The campaign has seen calls of “lock her up” over Clinton’s emails during her time as secretary of state to Trump’s wild ideas about a wall at the Mexican border.
Brandon Brooks calls this an almost “unbelievable” election.
Born and raised in Louisiana, Brooks now calls Saskatchewan home having married a prairie girl more than a decade ago.
A registered Democrat, Brooks voted for Clinton in advance polls but was rooting for Bernie Sanders, a candidate who took Clinton to the wire in the primaries.
Brooks hopes this election gives the American people time to reflect and decide what country they want to be in the future.
“More Canadians, and more people outside of the States, need to start pointing the finger at my country because my country for some reason thinks that we cannot do anything wrong,” Brooks explained.
“Living here you’re on the outside looking in, you see so many flaws with how we do things down there from healthcare to the militarization of our police department to race relations.”

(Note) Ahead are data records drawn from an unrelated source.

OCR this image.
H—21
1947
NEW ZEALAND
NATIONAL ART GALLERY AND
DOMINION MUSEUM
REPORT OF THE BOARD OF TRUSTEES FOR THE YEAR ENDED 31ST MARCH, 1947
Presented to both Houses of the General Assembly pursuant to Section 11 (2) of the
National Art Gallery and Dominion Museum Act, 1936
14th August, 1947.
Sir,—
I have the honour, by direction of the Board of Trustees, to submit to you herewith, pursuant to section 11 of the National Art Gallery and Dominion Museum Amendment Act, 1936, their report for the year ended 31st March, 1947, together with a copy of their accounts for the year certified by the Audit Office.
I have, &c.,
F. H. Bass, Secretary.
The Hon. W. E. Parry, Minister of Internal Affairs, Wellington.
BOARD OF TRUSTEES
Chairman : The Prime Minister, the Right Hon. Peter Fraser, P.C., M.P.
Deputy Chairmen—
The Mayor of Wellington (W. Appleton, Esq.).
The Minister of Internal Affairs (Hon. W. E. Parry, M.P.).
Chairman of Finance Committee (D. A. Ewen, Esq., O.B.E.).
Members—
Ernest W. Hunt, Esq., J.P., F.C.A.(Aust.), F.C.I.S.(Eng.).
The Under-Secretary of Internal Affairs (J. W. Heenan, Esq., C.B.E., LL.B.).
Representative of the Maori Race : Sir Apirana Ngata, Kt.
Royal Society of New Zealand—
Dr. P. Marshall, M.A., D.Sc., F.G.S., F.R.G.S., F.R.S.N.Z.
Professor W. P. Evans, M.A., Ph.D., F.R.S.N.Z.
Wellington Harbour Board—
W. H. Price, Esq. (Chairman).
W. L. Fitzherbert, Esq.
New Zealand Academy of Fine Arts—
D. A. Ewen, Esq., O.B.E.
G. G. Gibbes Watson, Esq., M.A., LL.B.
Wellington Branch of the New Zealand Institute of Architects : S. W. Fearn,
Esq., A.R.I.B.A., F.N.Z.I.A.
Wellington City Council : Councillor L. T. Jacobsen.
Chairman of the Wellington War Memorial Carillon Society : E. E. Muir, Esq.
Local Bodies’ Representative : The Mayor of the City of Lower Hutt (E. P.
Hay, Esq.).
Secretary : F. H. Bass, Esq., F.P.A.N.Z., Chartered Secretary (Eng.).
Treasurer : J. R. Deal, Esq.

Brooks is surprised how businessman and reality television star Trump has come so close to the White House.
“People think that Trump is a legit leader and we need to be told we are the laughing stock of the world right now, America needs a dose of reality,” Brooks said.
Brooks may be watching the U.S. election closely, but other Americans are trying to avoid all talk of it.
Caught up in ongoing contract negotiations, Saskatchewan Roughrider quarterback Darian Durant is staying away from the topic.
“I’m not going to get into that, the only thing I will say about it is I’m a candidate of neither and that is as far as I am going to take it,” Durant told reporters on Sunday.
Self-confessed political nerd Premier Brad Wall will keep his eye on the results.
Both outcomes could have implications for Saskatchewan and Canada because Wall doesn’t believe either candidate has shown they are in favour of free trade.
“Our federal government will have to reach out and try to make sure that our trading relationship, our preferred trading status with the U.S. is preserved whoever the president is,” Wall said.
Clinton has spoken out against the Trans-Pacific Partnership (TPP) that would slash tariffs and foster growth between several pacific rim countries, while Trump has stated he would scrap the North American Free Trade Agreement (NAFTA).